Nous souhaiterions inviter toutes personnes intéressées, quelque que soit leur discipline d'origine, à envisager plus particulièrement trois types de communications :
- Des communications visant à synthétiser les principales caractéristiques de l’histoire des personnes handicapées ou sourdes, ou d’une catégorie spécifique de personnes handicapées pour chaque période historique ou pour une période historique délimitée, afin de faire un bilan de la littérature existante.
- Des communications sur les nouvelles problématiques de recherche dans ce champ, aux différentes périodes historiques. Les jeunes chercheurs (masters et doctorants) sont particulièrement invités à présenter l’avancée de leurs projets de recherche.
- Des communications sur la question des méthodes et des sources pour écrire l’histoire du handicap.

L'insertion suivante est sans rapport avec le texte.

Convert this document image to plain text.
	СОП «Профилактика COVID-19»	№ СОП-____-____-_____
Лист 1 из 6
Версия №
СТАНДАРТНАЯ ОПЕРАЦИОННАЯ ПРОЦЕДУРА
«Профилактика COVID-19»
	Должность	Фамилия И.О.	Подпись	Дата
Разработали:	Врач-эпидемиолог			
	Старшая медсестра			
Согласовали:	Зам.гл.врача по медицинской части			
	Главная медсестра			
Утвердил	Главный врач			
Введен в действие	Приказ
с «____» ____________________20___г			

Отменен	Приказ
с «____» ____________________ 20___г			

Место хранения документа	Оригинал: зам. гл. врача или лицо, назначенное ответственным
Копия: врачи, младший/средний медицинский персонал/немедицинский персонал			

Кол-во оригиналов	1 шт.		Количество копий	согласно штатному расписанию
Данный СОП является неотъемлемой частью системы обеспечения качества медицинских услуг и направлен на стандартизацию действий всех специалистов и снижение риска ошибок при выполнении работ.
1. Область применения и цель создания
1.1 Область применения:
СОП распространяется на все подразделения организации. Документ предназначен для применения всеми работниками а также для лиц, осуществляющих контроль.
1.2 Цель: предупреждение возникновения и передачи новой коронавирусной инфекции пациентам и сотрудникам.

Les propositions de communications sélectionnées seront présentées lors de la séance de lancement du séminaire le 7 avril 2021 ou lors des séances suivantes (juin, septembre, novembre). Nous sommes favorables à une conception très souple de la catégorie de personne handicapée, qui prend en compte également les maladies chroniques conduisant à des incapacités.
Les propositions de communication composées d’environ 500 mots et d’une courte présentation biographique doivent être envoyées avant le 15 janvier 2020 aux adresses gildas.bregain@ehesp.fr et ninon.dubourg@gmail.com.
Comme cet événement scientifique est couplé avec la Conférence ALTER, les propositions de communication doivent être distinctes de celles données le lendemain (8 et 9 avril 2021).
Composition du comité scientifique :
Yann Cantin (Maître de conférence sur l’histoire des sourds, Université Paris 8).
Valérie Delattre (archéo-anthropologue à l’INRAP).
Caroline Husquin (Maîtresse de conférence en histoire antique, Université de Lille).
Olivier Richard (Professeur d’histoire médiévale, Université de Strasbourg).
Pieter Verstraete (Professeur associé en études du handicap, KU Leuven).